Haouch, jardin, saules au bord de la source, le marais et ses roseaux, avec les vapeurs flottantes le matin, et le soir la brume légère, la grande plaine grise, et, au-delà, la légère ondulation des montagnes bleues, c'était sa patrie, ses horizons, son univers.
Elle y vivait indifférente au reste.
Parfois elle se tournait, en rêvant, du côté de la ville, essayant de voir ses vieux murs lézardés, qui s'allongeaient au milieu de la végétation échevelée de l'oasis; elle ne distinguait que la riante nappe verte d'où s'élançait gracieusement le frêle minaret de la mosquée.
Elle avait un secret effroi de ces tas de maisons, de ce fourmillement de gens et de bêtes, de ces hommes et de ces femmes qui, lorsqu'elle passait sur sa mule, enveloppée dans les bras de Mansour, semblaient vouloir la dévisager sous son voile.

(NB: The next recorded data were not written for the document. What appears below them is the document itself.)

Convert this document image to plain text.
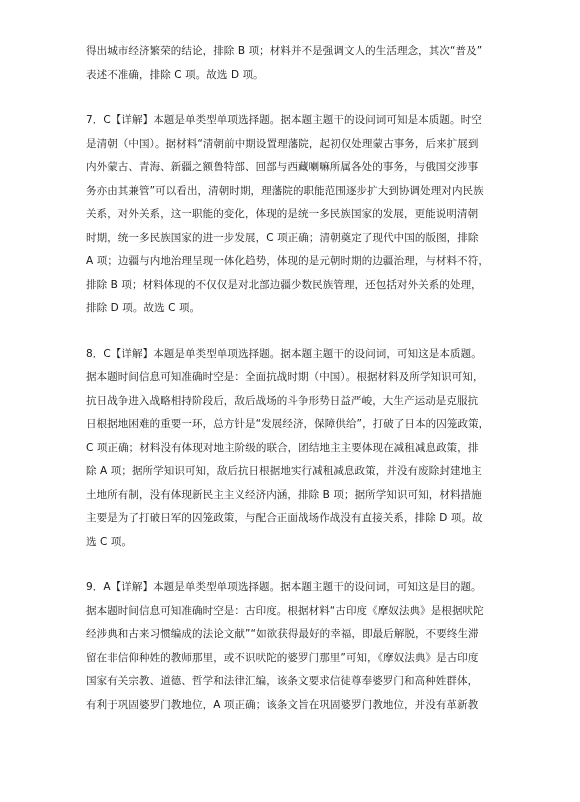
得出城市经济繁荣的结论，排除 B 项；材料并不是强调文人的生活理念，其次“普及”
表述不准确，排除 C 项。故选 D 项。
7．C【详解】本题是单类型单项选择题。据本题主题干的设问词可知是本质题。时空
是清朝（中国）。据材料“清朝前中期设置理藩院，起初仅处理蒙古事务，后来扩展到
内外蒙古、青海、新疆之额鲁特部、回部与西藏喇嘛所属各处的事务，与俄国交涉事
务亦由其兼管”可以看出，清朝时期，理藩院的职能范围逐步扩大到协调处理对内民族
关系，对外关系，这一职能的变化，体现的是统一多民族国家的发展，更能说明清朝
时期，统一多民族国家的进一步发展，C 项正确；清朝奠定了现代中国的版图，排除
A 项；边疆与内地治理呈现一体化趋势，体现的是元朝时期的边疆治理，与材料不符，
排除 B 项；材料体现的不仅仅是对北部边疆少数民族管理，还包括对外关系的处理，
排除 D 项。故选 C 项。
8．C【详解】本题是单类型单项选择题。据本题主题干的设问词，可知这是本质题。
据本题时间信息可知准确时空是：全面抗战时期（中国）。根据材料及所学知识可知，
抗日战争进入战略相持阶段后，敌后战场的斗争形势日益严峻，大生产运动是克服抗
日根据地困难的重要一环，总方针是“发展经济，保障供给”，打破了日本的囚笼政策，
C 项正确；材料没有体现对地主阶级的联合，团结地主主要体现在减租减息政策，排
除 A 项；据所学知识可知，敌后抗日根据地实行减租减息政策，并没有废除封建地主
土地所有制，没有体现新民主主义经济内涵，排除 B 项；据所学知识可知，材料措施
主要是为了打破日军的囚笼政策，与配合正面战场作战没有直接关系，排除 D 项。故
选 C 项。
9．A【详解】本题是单类型单项选择题。据本题主题干的设问词，可知这是目的题。
据本题时间信息可知准确时空是：古印度。根据材料“古印度《摩奴法典》是根据吠陀
经涉典和古来习惯编成的法论文献”“如欲获得最好的幸福，即最后解脱，不要终生滞
留在非信仰种姓的教师那里，或不识吠陀的婆罗门那里”可知，《摩奴法典》是古印度
国家有关宗教、道德、哲学和法律汇编，该条文要求信徒尊奉婆罗门和高种姓群体，
有利于巩固婆罗门教地位，A 项正确；该条文旨在巩固婆罗门教地位，并没有革新教
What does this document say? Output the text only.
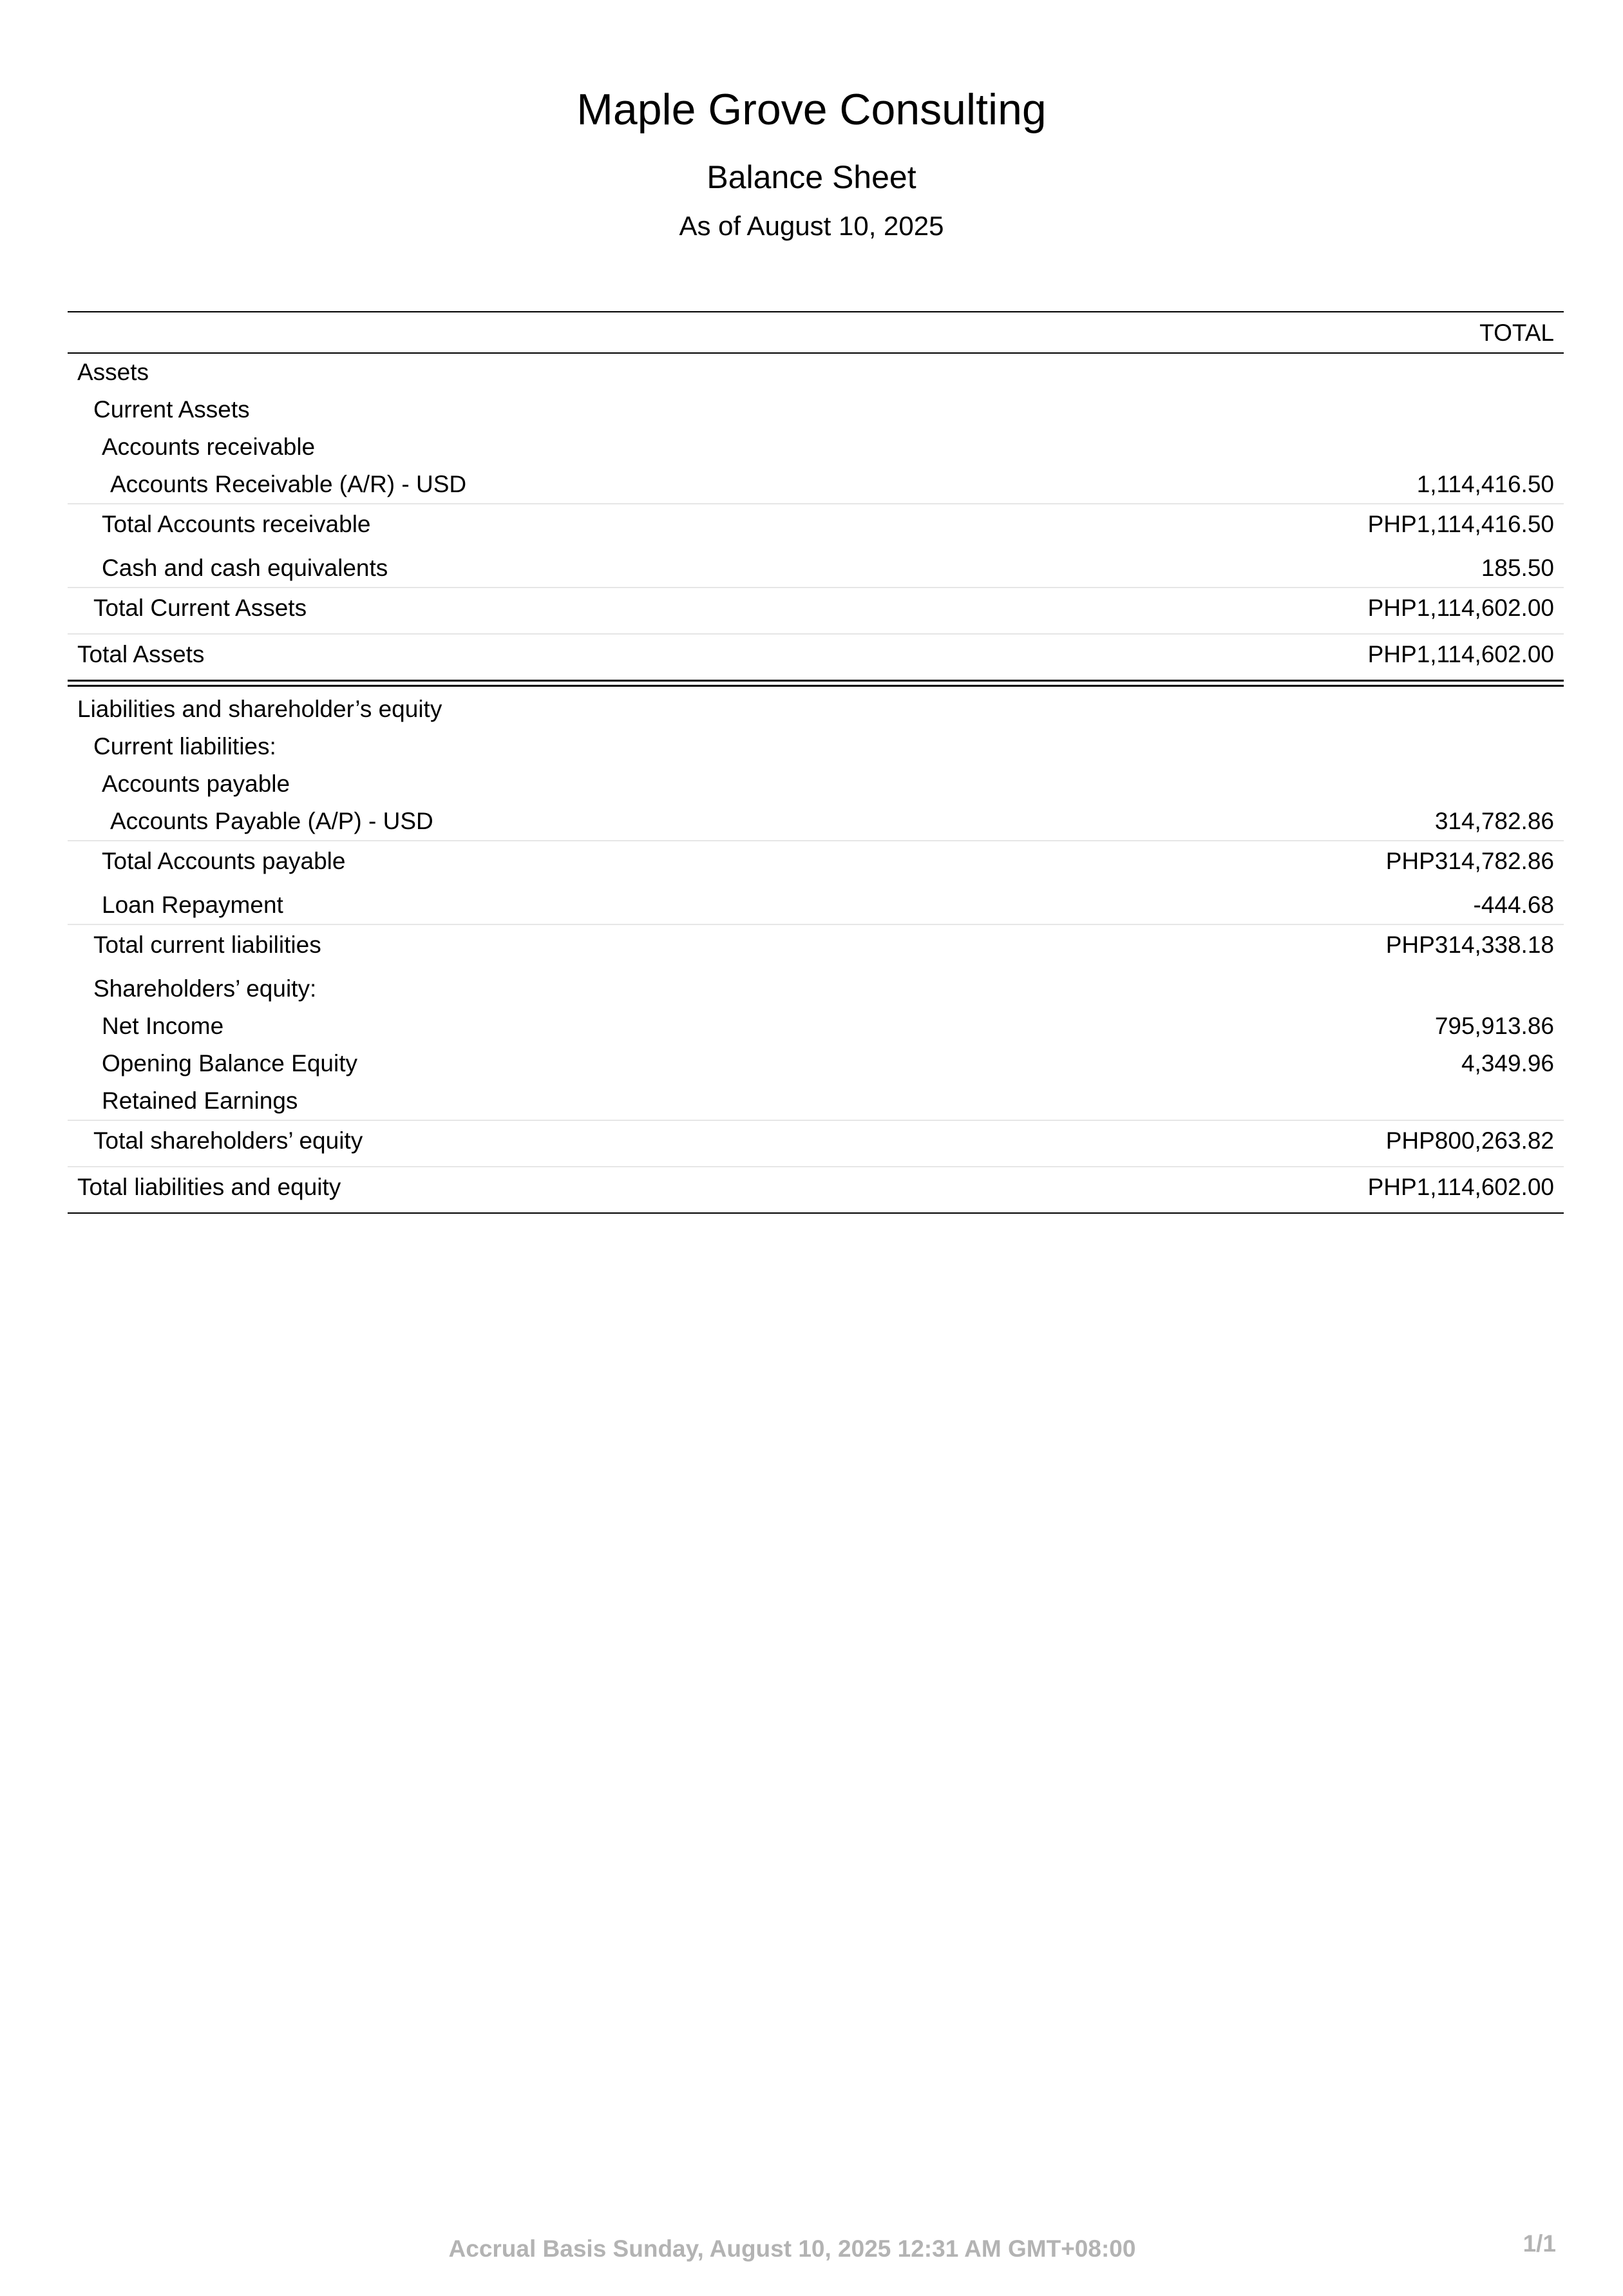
Maple Grove Consulting
Balance Sheet
As of August 10, 2025
TOTAL
Assets
Current Assets
Accounts receivable
Accounts Receivable (A/R) - USD	1,114,416.50
Total Accounts receivable	PHP1,114,416.50
Cash and cash equivalents	185.50
Total Current Assets	PHP1,114,602.00
Total Assets	PHP1,114,602.00
Liabilities and shareholder’s equity
Current liabilities:
Accounts payable
Accounts Payable (A/P) - USD	314,782.86
Total Accounts payable	PHP314,782.86
Loan Repayment	-444.68
Total current liabilities	PHP314,338.18
Shareholders’ equity:
Net Income	795,913.86
Opening Balance Equity	4,349.96
Retained Earnings
Total shareholders’ equity	PHP800,263.82
Total liabilities and equity	PHP1,114,602.00
Accrual Basis Sunday, August 10, 2025 12:31 AM GMT+08:00	1/1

Ah! comment pouvait-on respirer et vivre dans cet amoncellement de pierres, ce mélange d'haleines, cet étouffement de poitrines! Comme elle était bien mieux dans sa solitude, libre dans sa maison libre!
Elle y chantait en son âme des poèmes qu'elle n'avait appris dans aucun livre d'homme, par aucune langue de femme, mais que lui soufflait à l'oreille la voix grave des ouragans d'automne, lorsque, rués dans la grande plaine, ils couchaient les roseaux sur le marais et secouaient les burnous des cavaliers galopant au loin, courbés sur l'encolure des buveurs d'air.
Ou bien, quand le ciel est rouge et jaune, elle écoutait venir le simoun et, l'œil noyé de plaisir, les narines dilatées, elle courait au-devant de ses baisers de feu.
Ces symptômes alarmaient Mansour, qui lui criait:
—Pourquoi fais-tu ainsi? les morsures du simoun sont fatales aux jeunes filles.
—Il ne mord pas, il caresse, répondait-elle; c'est bon.